名取くん、気付いてないんですか?
こ、これは……今度こそ……!? あー、ダメダメ! あんまり期待したら、裏切られるって散々学習したでしょ!
んー。でもまあ、いっか。これも全部、名取くんが悪いってことで。
「俺……まさか本当に……朝霧さんのことっ……えっと。なの、かなぁ……」
振り向いた名取くんは真っ赤だった。目元を少し潤ませて、困った表情でわたしを見つめる。
そうだよ! ――っていいたいところだけど、このまま黙ってたら、言ってくれるかなぁ。それとも、欲張りはいけないのかな。
みおはもう、その決断さえも考えられない人間になってしまいました。あーあ、名取くんのせいですね。これは仕方ないです。

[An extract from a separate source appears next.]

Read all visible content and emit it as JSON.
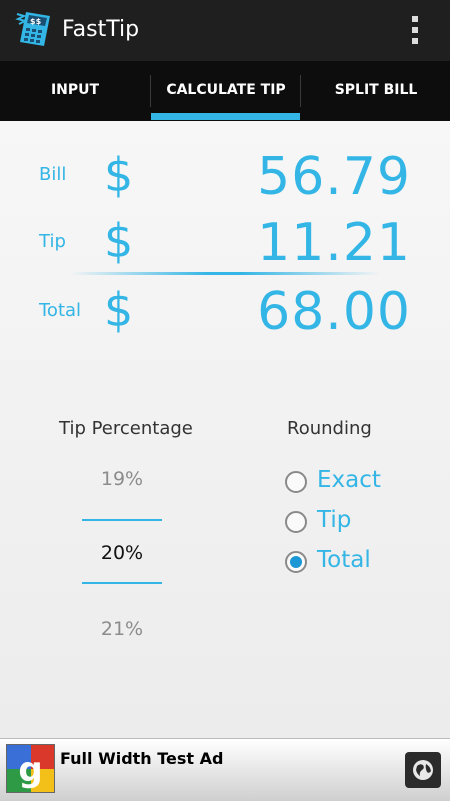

「朝霧さんを、裕也に取られたくないって、そう……思っちゃったんだ、よね……たぶん」
ここまで辛抱してあげるのも、わたしだけだよ、名取くん。そうそう、もっと自覚していって。
もう、引き返させないから。全力で引っ張ってやる!
「名取くん。わたし、名取くんが好き。――名取くんは?」
この雰囲気で、やっぱり無理ですなんて、それこそ無理です。
「………………す」
す?
「………っ、うぅ……」
名取くんがくしゃっと、胸の辺りに手を置いて、服を掴む。
渋ってるのかな。緊張してるのかな。
「………す、す」
うーん、まったく、しょうがないなぁ。
ここはわたしが、名取くんを誘導してあげよう!
「名取くん、首の長い動物といえば?」
「……? き、キリン?」
「ん、よくできました!」
答えを言った後も、名取くんは疑問符を飛ばして首を傾けていた。
でも、悩んだ末にその意味を理解した瞬間。
「……! あ、朝霧さん!」
納得がいかなかったようで、もう一度やり直そうとする。
まあでも……。
「す! す、す……っ、す―――きりん!」
うん、まだ、名取くんには無理だよね。
少しずつ、言えていけばいいな。
「へへっ、うん、わたしも……すきりん!」
「うぅ……ああぁ……ごめん」
頭を抱えてうなる名取くん。
可愛い。そんなところも好きだよ。
もう一度、手をつなぎ直す。ぎこちなく触れる指先に、わたしはもう少し先に進みたくて、指の位置を組み替えたのだった。
所謂、恋人つなぎってやつだ。
頬が緩む。
今までだったら確実に隠そうとしていたことだけど、これからは存分に、余すことなく名取くんに見せつけてやろうと思う。